I started writing yesterday about the things I've learned over the years from the Trappist monks at the Abbey of Gethsemani, where I've gone for an annual prayer retreat at least once a year since 2000. I mentioned that I learned to pray without ceasing, to rest, and to be. But those things only scratch the surface of what the monks taught me.
I learned to pray. Of course, I've been praying since I was a kid. But for most of my life and ministry, I felt a woeful deficiency in my prayer life. On coming home from my first prayer retreat, though, I had learned that finding the right rhythm in prayer is key to faithfulness--at least, for me (and I suspect for most of us). St. Benedict prescribed a rhythm that would foster a life of prayer. The point of those seven "hours" of prayer wasn't just the prayer times themselves, but the fact that they infected the rest of the day and night with prayerfulness. And, while I don't observe seven fixed times of prayer a day, I have found that morning and evening prayer, a weekly Sabbath, and at least an annual prayer retreat are crucial to keeping me in a prayerful rhythm.
I learned to listen to God. I talk too much. Not just in meetings, but in my conversations with God. And for decades, I didn't quite grasp what other people meant when they talked about "listening to God." But the monks helped me with that. I have learned in my dozen or more visits to Gethsemani, that silence really does foster an internal, two-way conversation with God. I have learned what it means to hear from God. I have learned that, always a gentleman, he seldom interrupts me. He will wait for me to stop talking, and listen. So I have to shut up. For a while. And then he speaks. Not audibly (not yet, anyway). But unmistakeably.

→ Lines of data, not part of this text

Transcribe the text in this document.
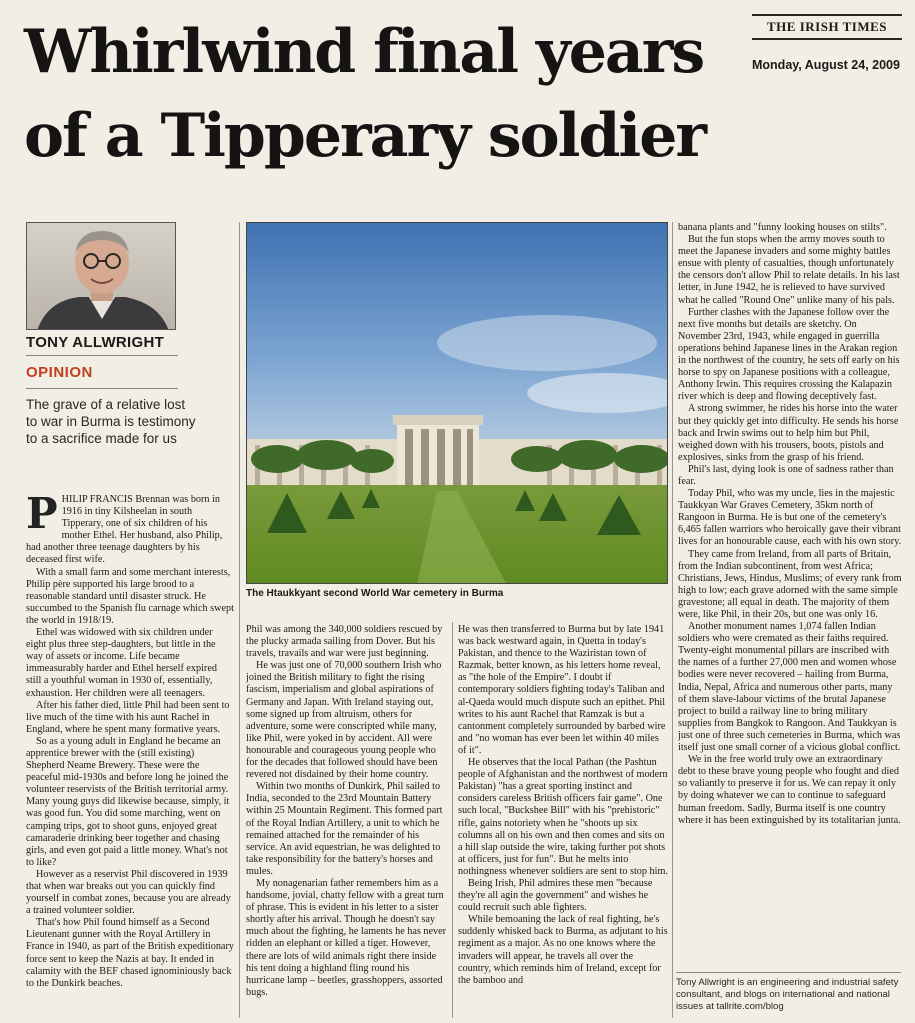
Whirlwind final years
of a Tipperary soldier
THE IRISH TIMES
Monday, August 24, 2009
TONY ALLWRIGHT
OPINION
The grave of a relative lost to war in Burma is testimony to a sacrifice made for us
The Htaukkyant second World War cemetery in Burma

PHILIP FRANCIS Brennan was born in 1916 in tiny Kilsheelan in south Tipperary, one of six children of his mother Ethel. Her husband, also Philip, had another three teenage daughters by his deceased first wife.

With a small farm and some merchant interests, Philip père supported his large brood to a reasonable standard until disaster struck. He succumbed to the Spanish flu carnage which swept the world in 1918/19.

Ethel was widowed with six children under eight plus three step-daughters, but little in the way of assets or income. Life became immeasurably harder and Ethel herself expired still a youthful woman in 1930 of, essentially, exhaustion. Her children were all teenagers.

After his father died, little Phil had been sent to live much of the time with his aunt Rachel in England, where he spent many formative years.

So as a young adult in England he became an apprentice brewer with the (still existing) Shepherd Neame Brewery. These were the peaceful mid-1930s and before long he joined the volunteer reservists of the British territorial army. Many young guys did likewise because, simply, it was good fun. You did some marching, went on camping trips, got to shoot guns, enjoyed great camaraderie drinking beer together and chasing girls, and even got paid a little money. What's not to like?

However as a reservist Phil discovered in 1939 that when war breaks out you can quickly find yourself in combat zones, because you are already a trained volunteer soldier.

That's how Phil found himself as a Second Lieutenant gunner with the Royal Artillery in France in 1940, as part of the British expeditionary force sent to keep the Nazis at bay. It ended in calamity with the BEF chased ignominiously back to the Dunkirk beaches.

Phil was among the 340,000 soldiers rescued by the plucky armada sailing from Dover. But his travels, travails and war were just beginning.

He was just one of 70,000 southern Irish who joined the British military to fight the rising fascism, imperialism and global aspirations of Germany and Japan. With Ireland staying out, some signed up from altruism, others for adventure, some were conscripted while many, like Phil, were yoked in by accident. All were honourable and courageous young people who for the decades that followed should have been revered not disdained by their home country.

Within two months of Dunkirk, Phil sailed to India, seconded to the 23rd Mountain Battery within 25 Mountain Regiment. This formed part of the Royal Indian Artillery, a unit to which he remained attached for the remainder of his service. An avid equestrian, he was delighted to take responsibility for the battery's horses and mules.

My nonagenarian father remembers him as a handsome, jovial, chatty fellow with a great turn of phrase. This is evident in his letter to a sister shortly after his arrival. Though he doesn't say much about the fighting, he laments he has never ridden an elephant or killed a tiger. However, there are lots of wild animals right there inside his tent doing a highland fling round his hurricane lamp – beetles, grasshoppers, assorted bugs.

He was then transferred to Burma but by late 1941 was back westward again, in Quetta in today's Pakistan, and thence to the Waziristan town of Razmak, better known, as his letters home reveal, as "the hole of the Empire". I doubt if contemporary soldiers fighting today's Taliban and al-Qaeda would much dispute such an epithet. Phil writes to his aunt Rachel that Ramzak is but a cantonment completely surrounded by barbed wire and "no woman has ever been let within 40 miles of it".

He observes that the local Pathan (the Pashtun people of Afghanistan and the northwest of modern Pakistan) "has a great sporting instinct and considers careless British officers fair game". One such local, "Buckshee Bill" with his "prehistoric" rifle, gains notoriety when he "shoots up six columns all on his own and then comes and sits on a hill slap outside the wire, taking further pot shots at officers, just for fun". But he melts into nothingness whenever soldiers are sent to stop him.

Being Irish, Phil admires these men "because they're all agin the government" and wishes he could recruit such able fighters.

While bemoaning the lack of real fighting, he's suddenly whisked back to Burma, as adjutant to his regiment as a major. As no one knows where the invaders will appear, he travels all over the country, which reminds him of Ireland, except for the bamboo and

banana plants and "funny looking houses on stilts".

But the fun stops when the army moves south to meet the Japanese invaders and some mighty battles ensue with plenty of casualties, though unfortunately the censors don't allow Phil to relate details. In his last letter, in June 1942, he is relieved to have survived what he called "Round One" unlike many of his pals.

Further clashes with the Japanese follow over the next five months but details are sketchy. On November 23rd, 1943, while engaged in guerrilla operations behind Japanese lines in the Arakan region in the northwest of the country, he sets off early on his horse to spy on Japanese positions with a colleague, Anthony Irwin. This requires crossing the Kalapazin river which is deep and flowing deceptively fast.

A strong swimmer, he rides his horse into the water but they quickly get into difficulty. He sends his horse back and Irwin swims out to help him but Phil, weighed down with his trousers, boots, pistols and explosives, sinks from the grasp of his friend.

Phil's last, dying look is one of sadness rather than fear.

Today Phil, who was my uncle, lies in the majestic Taukkyan War Graves Cemetery, 35km north of Rangoon in Burma. He is but one of the cemetery's 6,465 fallen warriors who heroically gave their vibrant lives for an honourable cause, each with his own story.

They came from Ireland, from all parts of Britain, from the Indian subcontinent, from west Africa; Christians, Jews, Hindus, Muslims; of every rank from high to low; each grave adorned with the same simple gravestone; all equal in death. The majority of them were, like Phil, in their 20s, but one was only 16.

Another monument names 1,074 fallen Indian soldiers who were cremated as their faiths required. Twenty-eight monumental pillars are inscribed with the names of a further 27,000 men and women whose bodies were never recovered – hailing from Burma, India, Nepal, Africa and numerous other parts, many of them slave-labour victims of the brutal Japanese project to build a railway line to bring military supplies from Bangkok to Rangoon. And Taukkyan is just one of three such cemeteries in Burma, which was itself just one small corner of a vicious global conflict.

We in the free world truly owe an extraordinary debt to these brave young people who fought and died so valiantly to preserve it for us. We can repay it only by doing whatever we can to continue to safeguard human freedom. Sadly, Burma itself is one country where it has been extinguished by its totalitarian junta.

Tony Allwright is an engineering and industrial safety consultant, and blogs on international and national issues at tallrite.com/blog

I learned how to read my Bible. Again, I've read my Bible my whole life. I've read through it many times. But on my second or third prayer retreat, I began to pray through the Bible as I read, and that opened up to me a whole new world of prayer and intimacy with God. I also learned the ancient practice of lectio divina (divine reading), which is a way of meditating on and internalizing the Word of God. After all my years of relationship with God and ministry in the church, you would think I would have realized somewhere along the way that the Bible's purpose is not information....but to foster and deepen relationship with a relational God. Duh!
These things are not all I learned from the monks. For example, I learned that fried potatoes can become potato soup or potato pancakes or any number of things! I learned that 2:45 a.m. is really, really early. I learned that nuns can talk really, really loud! I learned that monks are likable people, and that non-Catholics can learn a lot from Catholics. And more.
And I know, too, that some of the things I've mentioned have been learned by others much sooner, much easier, and in non-monastic settings. I get that. Maybe it's just God's way of dealing with me. In any case, I will always be grateful to the monks of Gethsemani for their ministry of hospitality and prayer.